En un artículo de opinión, texto abierto al sentir de los lectores en el que no se dogmatiza ni asegura nada, ¿cabe confesar nuestra ira? Asumo que sí, y explico el motivo de mi indignación, aunque me arriesgue a ser juzgada como incapaz de comprender lo actual y de asumir modos de ser y de expresarse de los otros. Por si esto fuera poco, la razón de mi comentario –la de mi ira- es banal: Leí en la red, en grandes letras de un periódico español que frecuento, el siguiente título: Juan Roig: “Nuestra página web es una mierda, pero en 2018 saldremos mejor”.
Don Juan Roig es conocido por ser “el presidente ejecutivo y máximo accionista de Mercadona”. Y Mercadona es allá una gran cadena de supermercados.
Es cierto que en España hay palabras como esta de uso tan común y vulgar que se oyen a trochemoche, tal como si se dijera ‘agradable’ o ‘gris’. Pero no parece aceptable que un título en periódicos cuya versión digital se lee con enorme frecuencia en América luzcan así la grosería y el descaro.
Que lo haya dicho Roig, vaya y pase. Que lo reproduzcan es innecesario, chocante y triste. Aunque no sea raro leer tacos o malas palabras en artículos de ‘grandes firmas’ españolas, sobre todo en textos de mujeres; referencias sexuales innecesarias de una ‘libertad’ chocante, y tan frecuentes, que nos da la impresión de que ‘ellas’ desean demostrar su feminidad asumiendo modales, no ya varoniles, sino descarados y a veces brutales.
¿Es cuestión de sensibilidad?… No quiero parecer pudibunda: poder hablar de todo con claridad es bueno, pero nuestra lengua es rica, dúctil, bella. No aprovecharla es falta de imaginación…

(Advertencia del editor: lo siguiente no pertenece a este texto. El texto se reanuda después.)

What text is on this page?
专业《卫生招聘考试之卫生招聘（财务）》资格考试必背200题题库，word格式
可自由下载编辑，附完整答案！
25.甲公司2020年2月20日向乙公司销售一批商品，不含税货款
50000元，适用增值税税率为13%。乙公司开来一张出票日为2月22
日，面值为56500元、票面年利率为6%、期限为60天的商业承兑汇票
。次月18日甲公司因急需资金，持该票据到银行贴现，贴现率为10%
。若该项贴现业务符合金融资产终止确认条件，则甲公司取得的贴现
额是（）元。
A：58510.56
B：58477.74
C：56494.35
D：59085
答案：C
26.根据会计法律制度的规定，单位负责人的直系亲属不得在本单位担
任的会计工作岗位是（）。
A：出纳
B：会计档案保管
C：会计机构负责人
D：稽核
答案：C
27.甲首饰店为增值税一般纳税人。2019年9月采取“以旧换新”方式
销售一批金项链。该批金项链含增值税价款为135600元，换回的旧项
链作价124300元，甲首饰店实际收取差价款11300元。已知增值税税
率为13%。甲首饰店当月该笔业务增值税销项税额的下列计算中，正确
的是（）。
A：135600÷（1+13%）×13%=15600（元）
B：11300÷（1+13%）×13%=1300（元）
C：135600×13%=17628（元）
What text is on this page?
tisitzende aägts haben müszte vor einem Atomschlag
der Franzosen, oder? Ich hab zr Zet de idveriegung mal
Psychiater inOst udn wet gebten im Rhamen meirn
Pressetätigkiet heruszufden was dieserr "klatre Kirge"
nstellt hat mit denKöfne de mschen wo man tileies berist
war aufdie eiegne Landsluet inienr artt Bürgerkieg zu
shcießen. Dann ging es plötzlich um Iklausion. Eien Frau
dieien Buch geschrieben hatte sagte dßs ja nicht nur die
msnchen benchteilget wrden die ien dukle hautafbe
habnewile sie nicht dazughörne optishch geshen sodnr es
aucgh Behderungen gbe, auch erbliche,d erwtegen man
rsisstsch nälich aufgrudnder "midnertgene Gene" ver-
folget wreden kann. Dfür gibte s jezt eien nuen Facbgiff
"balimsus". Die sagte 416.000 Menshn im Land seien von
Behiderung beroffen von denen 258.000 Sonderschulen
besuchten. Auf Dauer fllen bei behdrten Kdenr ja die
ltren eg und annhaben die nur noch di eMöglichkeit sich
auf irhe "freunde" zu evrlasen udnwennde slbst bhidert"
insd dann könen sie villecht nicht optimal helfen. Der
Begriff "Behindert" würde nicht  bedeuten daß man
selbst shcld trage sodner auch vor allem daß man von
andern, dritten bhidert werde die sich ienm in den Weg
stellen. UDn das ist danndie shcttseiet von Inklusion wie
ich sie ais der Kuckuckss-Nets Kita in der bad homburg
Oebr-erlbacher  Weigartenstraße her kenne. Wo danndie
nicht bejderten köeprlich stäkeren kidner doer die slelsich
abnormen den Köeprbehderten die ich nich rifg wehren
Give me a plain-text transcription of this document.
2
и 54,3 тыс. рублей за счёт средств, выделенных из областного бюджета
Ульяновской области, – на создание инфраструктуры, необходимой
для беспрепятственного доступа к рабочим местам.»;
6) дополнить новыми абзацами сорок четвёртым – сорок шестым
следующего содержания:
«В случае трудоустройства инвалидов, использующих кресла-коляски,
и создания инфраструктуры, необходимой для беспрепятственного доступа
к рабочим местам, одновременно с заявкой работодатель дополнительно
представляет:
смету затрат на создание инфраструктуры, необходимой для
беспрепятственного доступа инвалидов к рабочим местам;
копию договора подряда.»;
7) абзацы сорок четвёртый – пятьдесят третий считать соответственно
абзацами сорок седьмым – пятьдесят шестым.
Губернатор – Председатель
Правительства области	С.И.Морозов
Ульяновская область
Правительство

¿Tiene sentido mi indignación en un mundo en el que la exaltación de la libertad deja expresamente de lado la otra cara de la autonomía personal y social que es la responsabilidad? Ser libre era ser responsable de cada elección. Hoy parece que cuenta el único haz de ser ‘libre’, sin otra exigencia. Y esta voluntad se nota en las palabras que decimos y escribimos…
En el Ecuador no somos gazmoños, mojigatos ni beatos. A propósito, cuento algo que viví en Madrid, cuando no tenía aún trece años. Mi hermana mayor, Alicia, que estudiaba piano en el Real Conservatorio, y yo habíamos bajado a jugar en el departamento de la familia Santullano Planas -lo recuerdo como si fuera hoy-. Algo de lo que hice o dije molestó a Alicia, que me habló tratándome de usted, que entre nosotros era como tratarse de tú con más cariño: “¡Lárguese, Susana; lárguese, por favor!”… Leonor, la hermana mayor de las amigas con las que jugábamos, exclamó asombrada: “¡Pero qué ‘educaos’ son estos americanos: hasta para mandarse a la mierda se dicen ‘por favor’!”.
Pues sí. Y lo cuento con alegría. No hay ámbito tan triste, oprobioso y necio como el que tolera la pobreza de groserías que soltamos como si fueran perlas. No. Saturados de insultos en este mundo de violencia, nos sentimos divididos, amenazados, solos. ¡Tomen nota, señores de aquí y de allá, por favor!